Stress-Induced Immunosuppression Affects Immune Response to Newcastle Disease Virus Vaccine via Circulating miRNAs

• Published in: Animals (Basel) Vol. 12; no. 18; p. 2376
• Main Authors: Tian, Yufei, Liu, Yang, Wang, Qiuyuan, Wen, Jie, Wu, Yiru, Han, Jianwei, Man, Chaolai
• Format: Journal Article
• Language: English
• Published: Basel MDPI AG 12.09.2022; MDPI
• Subjects: Antibodies; Bioinformatics; Biomarkers; chicken; circulating miRNA; Disease; Immune response; Immune system; Immunization; Immunoregulation; Immunosuppression; Magnesium; MAP kinase; MicroRNAs; miRNA; Newcastle disease; Poultry; Proteins; Research centers; Signal transduction; Spleen; Stress; stress-induced immunosuppression; Thymus gland; Trends; vaccine; Vaccines; Viruses; United States > US; China
• ISSN: 2076-2615; 2076-2615
• DOI: 10.3390/ani12182376

Studies have shown that circulating microRNAs (miRNAs) are important players in the immune response and stress-induced immunosuppression. However, the function and mechanism of stress-induced immunosuppression affecting the immune response to the Newcastle disease virus (NDV) vaccine remain largely unknown. This study analyzed the changes of 15 NDV-related circulating miRNAs at different immune stages by qRT-PCR, aiming to explore the key timepoints, potential biomarkers, and mechanisms for the functional regulation of candidate circulating miRNAs under immunosuppressed conditions.
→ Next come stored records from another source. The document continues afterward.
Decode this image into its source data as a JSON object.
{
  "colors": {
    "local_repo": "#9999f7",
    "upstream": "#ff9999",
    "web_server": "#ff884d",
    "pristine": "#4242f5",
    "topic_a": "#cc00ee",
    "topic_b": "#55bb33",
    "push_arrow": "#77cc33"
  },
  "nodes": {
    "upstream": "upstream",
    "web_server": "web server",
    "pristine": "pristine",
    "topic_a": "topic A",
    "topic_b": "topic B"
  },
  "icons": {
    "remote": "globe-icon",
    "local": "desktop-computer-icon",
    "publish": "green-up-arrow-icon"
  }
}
The results showed that stress-induced immunosuppression induced differential expressions of the candidate circulating miRNAs, especially at 2 days post immunization (dpi), 14 dpi, and 28 dpi. In addition, stress-induced immunosuppression significantly affected the immune response to NDV vaccine, which was manifested by significant changes in candidate circulating miRNAs at 2 dpi, 5 dpi, and 21 dpi. The featured expressions of candidate circulating miRNAs indicated their potential application as biomarkers in immunity and immunosuppression. Bioinformatics analysis revealed that the candidate circulating miRNAs possibly regulated immune function through key targeted genes, such as Mg2+/Mn2+-dependent 1A (PPM1A) and Nemo-like kinase (NLK), in the MAPK signaling pathway. This study provides a theoretical reference for studying the function and mechanism of circulating miRNAs in immune regulation.